Kamu adına denetleme görevi olan kişi ve SPK gibi kurumlar bu dönem zarfında ne yaptı, bu konuda sorumlulukları nedir hiç konuşulmuyor.

Levent Yapılandırma Yönetimi AŞ olarak adlandırılan bu şirket, OTAŞ’a kredi veren bankalar olarak Türkiye İş Bankası, Garanti Bankası ve Akbank tarafından kurulmuştu. Bu şirkete Akbank tarafından yüzde 35,5, Garanti Bankası tarafından yüzde 22 ve İş Bankası tarafından yüzde 11 oranlarında iştirak etmişti.

Aslında işin buraya kadar olan kısmı çok yazıldı çizildi konuşuldu, işin açığı ortada çok garip ve kamu zararı yaratan işler ve kararlar olduğu halde bu işlere imza atan hiç kimse için dava bile açılmadı.

Normal şartlar altında bu şirketin hisselerinin kamuya 2026’da bedelsiz olarak devredilmesi gerekmekteydi.

Tam bu noktada daha da anormal bir olay ortaya çıktı!!!

Türkiye Varlık Fonu ile LYY Telekomünikasyon AŞ arasında, Türk Telekomünikasyon AŞ’nin toplam sermayesinin yüzde 55’ini temsil eden paylarını satın almak için Pay Satın Alım Sözleşmesi imzalandı. Türk Telekom tarafından Kamuoyu Aydınlatma Platformu’na yapılan açıklamada bu hisselerin karşılığı olarak Türkiye Varlık Fonu tarafından LYY’ye 1 milyar 650 milyon dolar ödeneceği belirtildi.

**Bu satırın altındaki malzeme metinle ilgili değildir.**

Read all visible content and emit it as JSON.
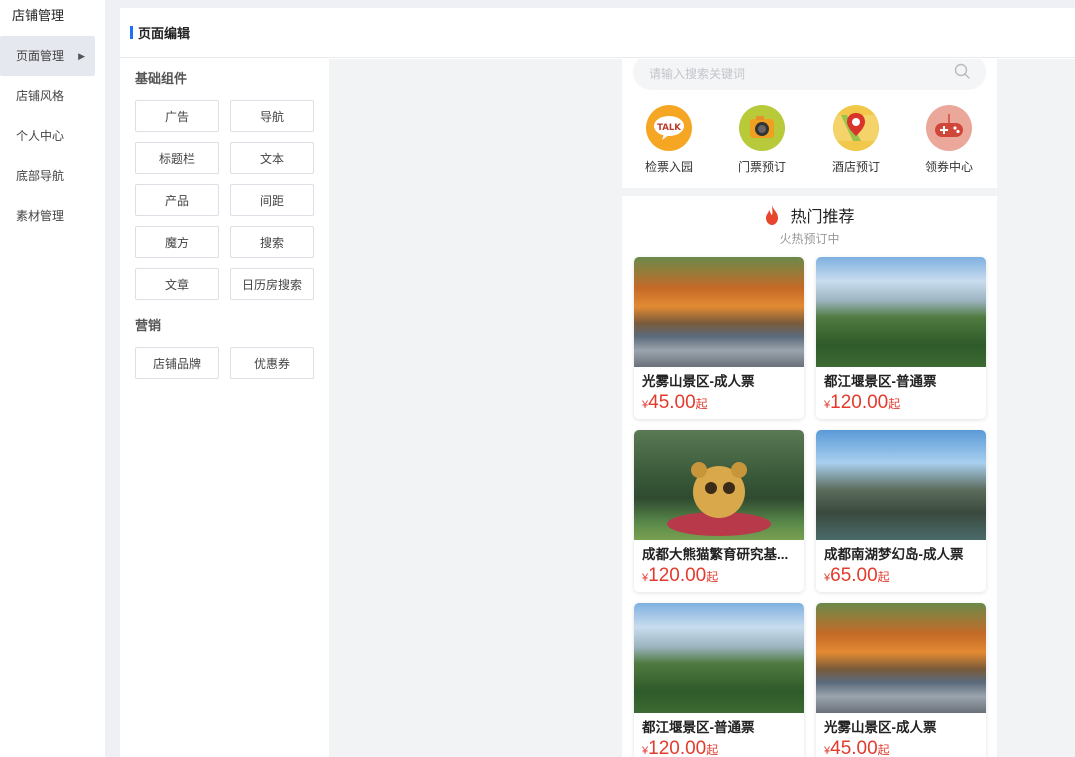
{
  "sidebar": {
    "title": "店铺管理",
    "items": [
      {
        "label": "页面管理",
        "active": true
      },
      {
        "label": "店铺风格"
      },
      {
        "label": "个人中心"
      },
      {
        "label": "底部导航"
      },
      {
        "label": "素材管理"
      }
    ]
  },
  "header": {
    "title": "页面编辑"
  },
  "components": {
    "basic": {
      "title": "基础组件",
      "items": [
        "广告",
        "导航",
        "标题栏",
        "文本",
        "产品",
        "间距",
        "魔方",
        "搜索",
        "文章",
        "日历房搜索"
      ]
    },
    "marketing": {
      "title": "营销",
      "items": [
        "店铺品牌",
        "优惠券"
      ]
    }
  },
  "preview": {
    "search": {
      "placeholder": "请输入搜索关键词"
    },
    "nav": [
      {
        "label": "检票入园",
        "icon": "talk-icon",
        "color": "#f5a623"
      },
      {
        "label": "门票预订",
        "icon": "camera-icon",
        "color": "#b8c93a"
      },
      {
        "label": "酒店预订",
        "icon": "map-pin-icon",
        "color": "#f2c84b"
      },
      {
        "label": "领券中心",
        "icon": "gamepad-icon",
        "color": "#eba79a"
      }
    ],
    "hot": {
      "title": "热门推荐",
      "subtitle": "火热预订中"
    },
    "products": [
      {
        "name": "光雾山景区-成人票",
        "price": "45.00",
        "currency": "¥",
        "suffix": "起",
        "image": "autumn"
      },
      {
        "name": "都江堰景区-普通票",
        "price": "120.00",
        "currency": "¥",
        "suffix": "起",
        "image": "tower"
      },
      {
        "name": "成都大熊猫繁育研究基...",
        "price": "120.00",
        "currency": "¥",
        "suffix": "起",
        "image": "panda"
      },
      {
        "name": "成都南湖梦幻岛-成人票",
        "price": "65.00",
        "currency": "¥",
        "suffix": "起",
        "image": "island"
      },
      {
        "name": "都江堰景区-普通票",
        "price": "120.00",
        "currency": "¥",
        "suffix": "起",
        "image": "tower"
      },
      {
        "name": "光雾山景区-成人票",
        "price": "45.00",
        "currency": "¥",
        "suffix": "起",
        "image": "autumn"
      }
    ]
  },
  "colors": {
    "accent": "#1f6fff",
    "price": "#e23b2e",
    "fire": "#e8452e"
  }
}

Düzenleyici kurumların onayına bağlı olan anlaşma kapsamında LYY’ye 2021 temettü tutarı da ödenecek.

Şimdi bayram değil seyran değil eniştem beni niye öptü diye sormak gerekmez mi? Bu darlıkta Varlık fonu 4 yıl sonra bedelsiz olarak kamuya geçecek hisseler için neden 1 milyar 650 milyon dolar ödüyor?

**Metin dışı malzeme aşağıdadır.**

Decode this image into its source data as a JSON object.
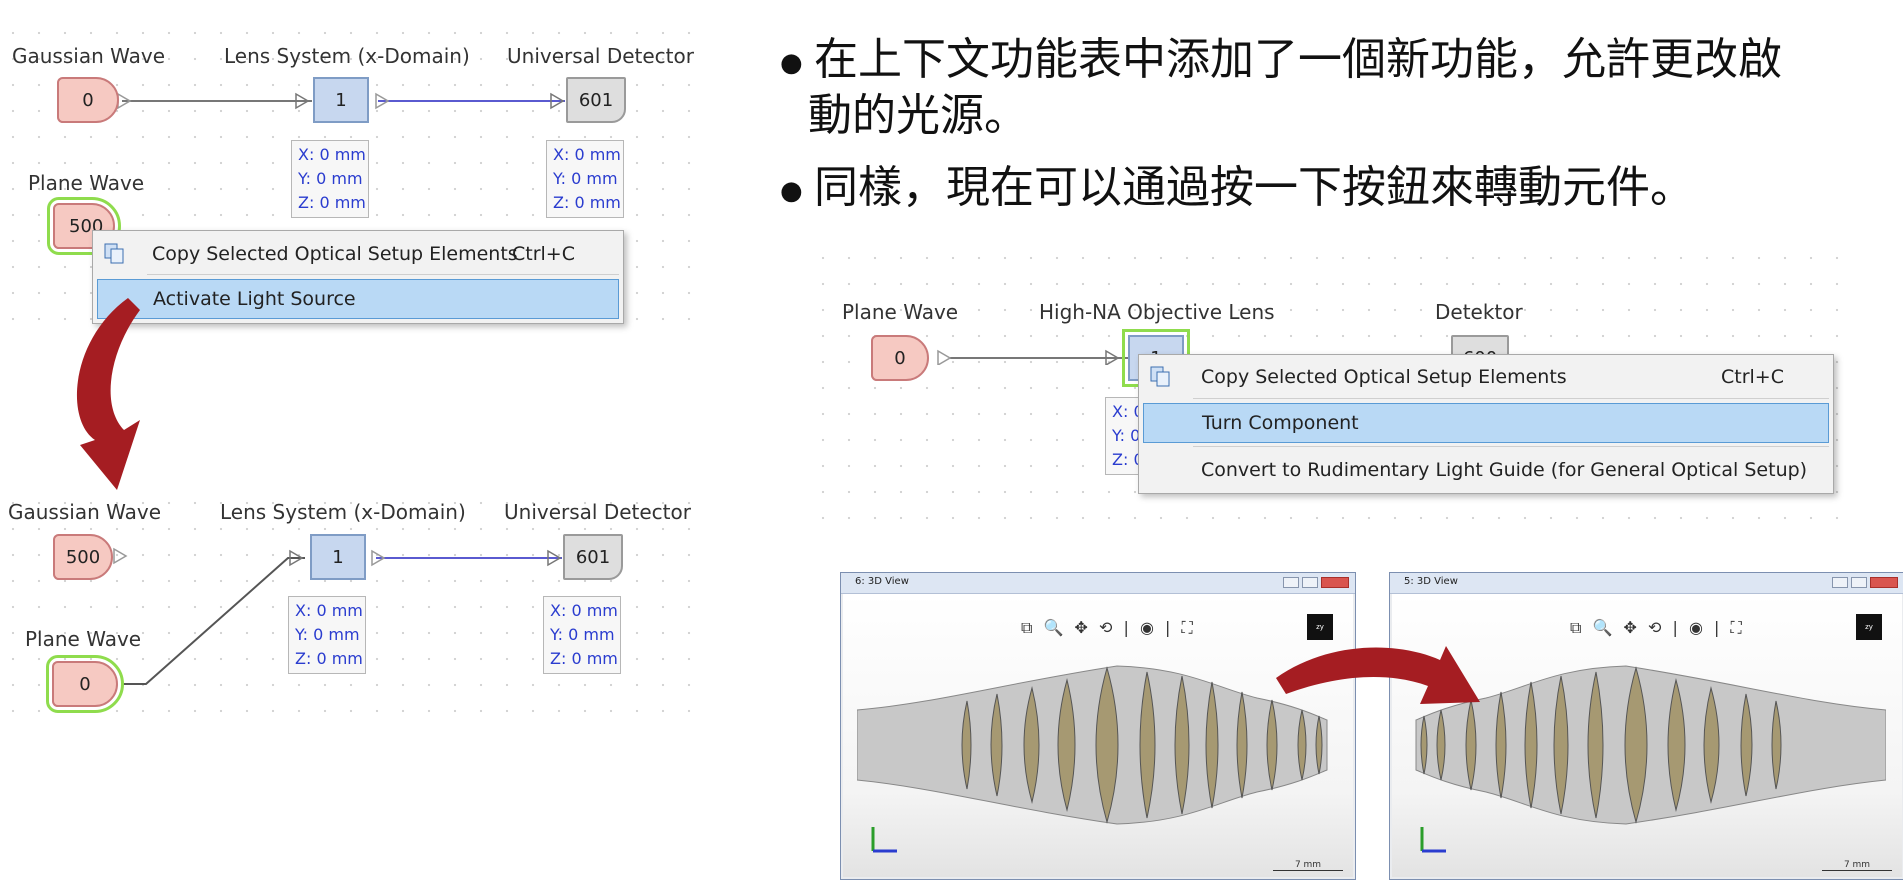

Kimi bankalara destek olsun diye diyor ama öyle olsa bile Varlık Fonu bankalara destek olmak için kurulmuş bir kamu kurumu değil ki?

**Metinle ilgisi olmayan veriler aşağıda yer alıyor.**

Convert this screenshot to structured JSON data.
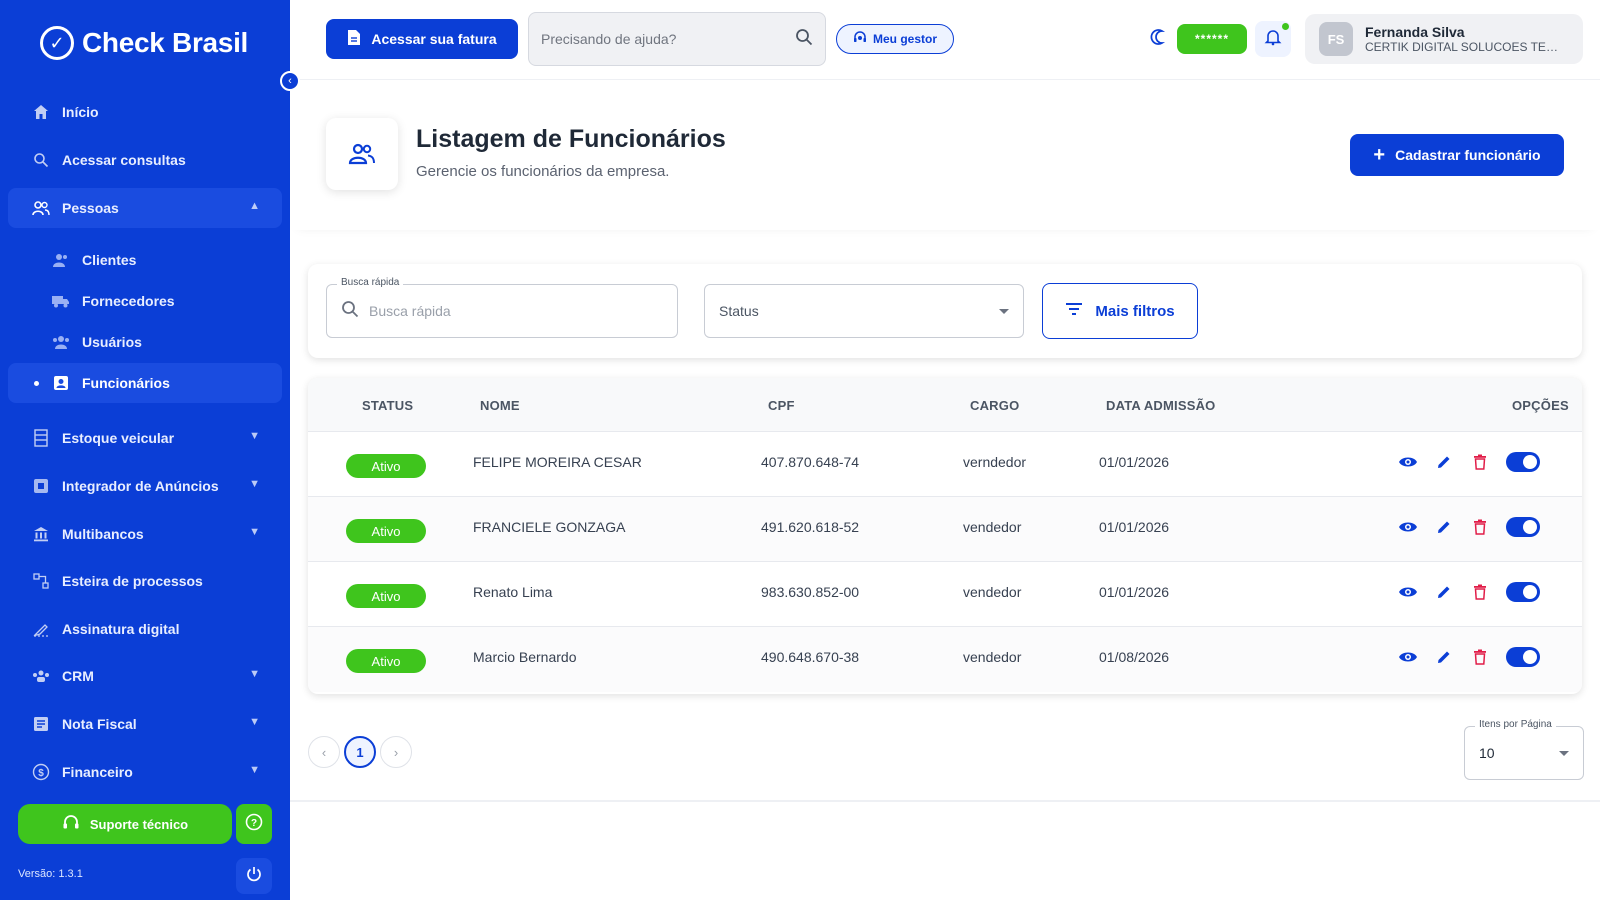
{
  "sidebar": {
    "brand": "Check Brasil",
    "items": [
      {
        "label": "Início"
      },
      {
        "label": "Acessar consultas"
      },
      {
        "label": "Pessoas"
      },
      {
        "label": "Clientes"
      },
      {
        "label": "Fornecedores"
      },
      {
        "label": "Usuários"
      },
      {
        "label": "Funcionários"
      },
      {
        "label": "Estoque veicular"
      },
      {
        "label": "Integrador de Anúncios"
      },
      {
        "label": "Multibancos"
      },
      {
        "label": "Esteira de processos"
      },
      {
        "label": "Assinatura digital"
      },
      {
        "label": "CRM"
      },
      {
        "label": "Nota Fiscal"
      },
      {
        "label": "Financeiro"
      }
    ],
    "support_label": "Suporte técnico",
    "version": "Versão: 1.3.1"
  },
  "topbar": {
    "fatura_label": "Acessar sua fatura",
    "help_placeholder": "Precisando de ajuda?",
    "gestor_label": "Meu gestor",
    "hidden_value": "******",
    "user": {
      "initials": "FS",
      "name": "Fernanda Silva",
      "company": "CERTIK DIGITAL SOLUCOES TECNOLOGICAS"
    }
  },
  "page": {
    "title": "Listagem de Funcionários",
    "subtitle": "Gerencie os funcionários da empresa.",
    "add_button": "Cadastrar funcionário"
  },
  "filters": {
    "quick_search_legend": "Busca rápida",
    "quick_search_placeholder": "Busca rápida",
    "status_placeholder": "Status",
    "more_filters": "Mais filtros"
  },
  "table": {
    "headers": [
      "STATUS",
      "NOME",
      "CPF",
      "CARGO",
      "DATA ADMISSÃO",
      "OPÇÕES"
    ],
    "rows": [
      {
        "status": "Ativo",
        "nome": "FELIPE MOREIRA CESAR",
        "cpf": "407.870.648-74",
        "cargo": "verndedor",
        "admissao": "01/01/2026"
      },
      {
        "status": "Ativo",
        "nome": "FRANCIELE GONZAGA",
        "cpf": "491.620.618-52",
        "cargo": "vendedor",
        "admissao": "01/01/2026"
      },
      {
        "status": "Ativo",
        "nome": "Renato Lima",
        "cpf": "983.630.852-00",
        "cargo": "vendedor",
        "admissao": "01/01/2026"
      },
      {
        "status": "Ativo",
        "nome": "Marcio Bernardo",
        "cpf": "490.648.670-38",
        "cargo": "vendedor",
        "admissao": "01/08/2026"
      }
    ]
  },
  "pagination": {
    "current_page": "1",
    "per_page_legend": "Itens por Página",
    "per_page": "10"
  },
  "colors": {
    "primary": "#0b3ed6",
    "success": "#3fc51d",
    "danger": "#e11d48"
  }
}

Bakın peşin peşin söyleyeyim hiç öyle derin derin düşünmeye, ne oluyor diye merak etmeye falan gerek. Bu özelleştirmenin ya da daha doğru adı ile talanın tadı AKP’lilerin damağında kaldı. Seçim geliyor 2026’da iktidarda olmayacaklarını biliyorlar fırsat elden kaçmadan bir tur daha özelleştirme ya da talan yapalım derdindeler, yani kaymaklı ekmek kadayıfını götürme peşindeler.